Malaysia Says No to Fist Bumping

The act of fist bumping gained a large following around the world ever since the Covid-19 pandemic, as many refrained from physical touch in hopes of “flattening the curve”

As the fist bump continues to be used in sporting scenes and everyday social meetings, Malaysian authorities has reminded the public to avoid this as it is still a form of physical contact, following the country’s three-month high of new coronavirus cases.

Since the disease primarily spreads via respiratory droplets, both handshakes and fist bumps aren’t ideal ways the virus spreads through. 

A person with the virus has to sneeze or cough into his or her hands, and touch someone else’s hand to pass the virus on; that second person would then have to come in close contact with their nose, mouth or eyes to get infected by the virus.

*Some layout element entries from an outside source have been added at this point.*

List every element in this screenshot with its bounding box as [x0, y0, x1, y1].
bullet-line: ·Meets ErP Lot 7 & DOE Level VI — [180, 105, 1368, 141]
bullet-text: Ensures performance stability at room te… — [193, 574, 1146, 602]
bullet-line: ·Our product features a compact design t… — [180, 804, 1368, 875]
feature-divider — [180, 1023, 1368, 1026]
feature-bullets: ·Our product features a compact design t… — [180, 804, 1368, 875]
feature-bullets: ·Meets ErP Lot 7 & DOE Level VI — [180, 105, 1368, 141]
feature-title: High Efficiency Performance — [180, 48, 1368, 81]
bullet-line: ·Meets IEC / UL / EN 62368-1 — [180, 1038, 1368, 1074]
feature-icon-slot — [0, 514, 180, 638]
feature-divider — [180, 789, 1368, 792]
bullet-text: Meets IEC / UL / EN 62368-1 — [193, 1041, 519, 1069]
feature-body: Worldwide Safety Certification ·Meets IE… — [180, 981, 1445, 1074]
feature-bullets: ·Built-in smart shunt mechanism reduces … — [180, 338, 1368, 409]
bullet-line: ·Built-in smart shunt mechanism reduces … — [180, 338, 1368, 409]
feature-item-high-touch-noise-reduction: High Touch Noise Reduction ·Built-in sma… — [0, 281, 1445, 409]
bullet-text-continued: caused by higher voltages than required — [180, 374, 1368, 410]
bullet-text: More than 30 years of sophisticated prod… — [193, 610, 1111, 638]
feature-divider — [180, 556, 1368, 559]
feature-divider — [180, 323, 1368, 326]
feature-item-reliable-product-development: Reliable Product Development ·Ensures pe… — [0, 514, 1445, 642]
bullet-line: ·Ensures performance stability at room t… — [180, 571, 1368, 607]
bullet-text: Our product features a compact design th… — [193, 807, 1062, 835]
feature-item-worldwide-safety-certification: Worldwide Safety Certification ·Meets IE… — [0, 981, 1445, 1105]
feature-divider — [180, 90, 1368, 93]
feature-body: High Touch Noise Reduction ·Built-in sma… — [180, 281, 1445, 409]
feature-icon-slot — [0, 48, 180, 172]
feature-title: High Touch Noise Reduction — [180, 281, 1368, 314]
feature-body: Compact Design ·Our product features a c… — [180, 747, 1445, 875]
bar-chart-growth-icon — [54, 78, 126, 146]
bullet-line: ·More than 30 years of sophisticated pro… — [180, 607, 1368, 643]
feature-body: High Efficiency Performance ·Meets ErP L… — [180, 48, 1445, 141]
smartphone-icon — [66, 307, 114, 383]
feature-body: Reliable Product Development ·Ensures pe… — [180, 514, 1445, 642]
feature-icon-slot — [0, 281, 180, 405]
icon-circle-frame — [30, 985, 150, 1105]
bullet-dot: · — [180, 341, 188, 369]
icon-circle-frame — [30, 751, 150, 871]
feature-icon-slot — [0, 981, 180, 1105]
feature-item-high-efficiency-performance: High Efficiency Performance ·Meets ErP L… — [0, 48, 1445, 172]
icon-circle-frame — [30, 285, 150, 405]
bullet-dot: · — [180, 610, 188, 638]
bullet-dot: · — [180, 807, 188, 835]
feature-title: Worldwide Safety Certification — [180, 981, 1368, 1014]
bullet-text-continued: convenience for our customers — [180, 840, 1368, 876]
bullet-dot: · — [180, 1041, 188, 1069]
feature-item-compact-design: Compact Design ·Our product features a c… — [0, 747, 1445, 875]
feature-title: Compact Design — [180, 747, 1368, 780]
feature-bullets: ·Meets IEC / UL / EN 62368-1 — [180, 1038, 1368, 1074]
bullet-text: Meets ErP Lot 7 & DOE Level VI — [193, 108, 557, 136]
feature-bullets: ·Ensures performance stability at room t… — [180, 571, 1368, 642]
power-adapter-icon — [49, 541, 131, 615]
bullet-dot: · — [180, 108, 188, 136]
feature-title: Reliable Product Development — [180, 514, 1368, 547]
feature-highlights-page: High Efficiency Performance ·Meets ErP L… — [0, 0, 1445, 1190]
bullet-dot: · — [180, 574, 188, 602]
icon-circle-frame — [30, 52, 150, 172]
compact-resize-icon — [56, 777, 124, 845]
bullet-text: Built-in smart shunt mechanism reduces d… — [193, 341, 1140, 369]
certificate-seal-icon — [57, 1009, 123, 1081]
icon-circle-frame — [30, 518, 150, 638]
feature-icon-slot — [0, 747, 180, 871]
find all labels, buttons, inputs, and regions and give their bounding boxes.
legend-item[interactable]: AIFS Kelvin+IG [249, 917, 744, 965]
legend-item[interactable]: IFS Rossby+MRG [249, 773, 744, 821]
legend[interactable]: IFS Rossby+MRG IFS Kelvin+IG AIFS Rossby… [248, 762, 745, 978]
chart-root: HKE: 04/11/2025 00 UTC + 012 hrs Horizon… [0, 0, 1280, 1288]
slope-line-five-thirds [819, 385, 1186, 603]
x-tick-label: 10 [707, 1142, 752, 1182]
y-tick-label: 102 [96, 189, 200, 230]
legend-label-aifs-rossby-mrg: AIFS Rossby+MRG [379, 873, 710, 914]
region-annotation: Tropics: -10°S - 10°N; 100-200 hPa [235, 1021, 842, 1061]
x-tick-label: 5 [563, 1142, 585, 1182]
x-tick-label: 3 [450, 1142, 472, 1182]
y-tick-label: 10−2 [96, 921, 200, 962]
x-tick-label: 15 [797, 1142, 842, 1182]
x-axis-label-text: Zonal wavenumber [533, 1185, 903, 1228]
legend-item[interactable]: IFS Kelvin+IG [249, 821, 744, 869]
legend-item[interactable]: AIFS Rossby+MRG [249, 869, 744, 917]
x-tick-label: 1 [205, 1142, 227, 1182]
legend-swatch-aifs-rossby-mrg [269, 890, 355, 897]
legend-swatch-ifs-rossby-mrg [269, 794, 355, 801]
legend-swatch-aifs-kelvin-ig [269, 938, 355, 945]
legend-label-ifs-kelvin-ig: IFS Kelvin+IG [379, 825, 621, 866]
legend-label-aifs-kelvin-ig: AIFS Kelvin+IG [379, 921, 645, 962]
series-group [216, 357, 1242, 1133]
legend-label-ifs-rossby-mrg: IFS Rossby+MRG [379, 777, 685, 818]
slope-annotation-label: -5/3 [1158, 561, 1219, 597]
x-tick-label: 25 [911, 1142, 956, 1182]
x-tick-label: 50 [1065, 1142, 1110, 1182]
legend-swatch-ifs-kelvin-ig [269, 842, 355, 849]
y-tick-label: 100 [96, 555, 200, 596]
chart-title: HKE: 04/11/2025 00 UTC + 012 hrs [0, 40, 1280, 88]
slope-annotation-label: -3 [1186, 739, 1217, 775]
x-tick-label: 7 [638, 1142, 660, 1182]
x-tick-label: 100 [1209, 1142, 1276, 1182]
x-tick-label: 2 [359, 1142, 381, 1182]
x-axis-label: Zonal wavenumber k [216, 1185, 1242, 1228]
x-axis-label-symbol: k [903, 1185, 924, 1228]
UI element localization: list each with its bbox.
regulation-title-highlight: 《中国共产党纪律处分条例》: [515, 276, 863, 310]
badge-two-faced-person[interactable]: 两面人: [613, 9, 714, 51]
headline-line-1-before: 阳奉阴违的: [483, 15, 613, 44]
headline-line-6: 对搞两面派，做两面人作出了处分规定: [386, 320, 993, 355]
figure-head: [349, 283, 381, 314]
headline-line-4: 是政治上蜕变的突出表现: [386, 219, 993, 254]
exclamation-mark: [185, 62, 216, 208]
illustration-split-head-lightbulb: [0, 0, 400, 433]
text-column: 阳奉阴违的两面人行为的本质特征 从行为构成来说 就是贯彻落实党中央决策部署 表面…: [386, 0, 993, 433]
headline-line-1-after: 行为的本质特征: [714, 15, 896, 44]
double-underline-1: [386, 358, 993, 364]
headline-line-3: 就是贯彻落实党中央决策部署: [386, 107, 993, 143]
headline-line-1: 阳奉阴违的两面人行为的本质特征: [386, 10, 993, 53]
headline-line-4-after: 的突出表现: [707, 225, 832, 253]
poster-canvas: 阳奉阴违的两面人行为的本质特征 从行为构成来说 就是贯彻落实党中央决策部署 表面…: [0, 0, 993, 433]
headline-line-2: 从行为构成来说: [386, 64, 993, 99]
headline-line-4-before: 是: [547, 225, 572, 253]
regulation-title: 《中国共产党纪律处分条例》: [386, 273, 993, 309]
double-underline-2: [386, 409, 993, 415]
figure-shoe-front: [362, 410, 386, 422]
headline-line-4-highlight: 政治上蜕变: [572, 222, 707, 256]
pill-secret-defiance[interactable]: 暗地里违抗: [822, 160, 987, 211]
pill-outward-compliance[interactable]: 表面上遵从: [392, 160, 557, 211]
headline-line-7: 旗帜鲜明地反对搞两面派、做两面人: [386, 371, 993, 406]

So, there really isn’t a firm reason that fist-bumps are any safer than shaking hands, hence, Director-General Dr. Noor Hisham’s stance on encouraging the public to not practicing fist bumps anymore.

The nation’s top health official said that any form of physical contact presents the risk of infection and reminded people to maintain a distance of at least one metre.

“This is why we’re telling people not to fist bump,” he said.

Those who are sick are also reminded to cover coughs and sneezes with a tissue to prevent any virus from travelling to another person; while the general public are to wear face masks or face a fine of RM1000.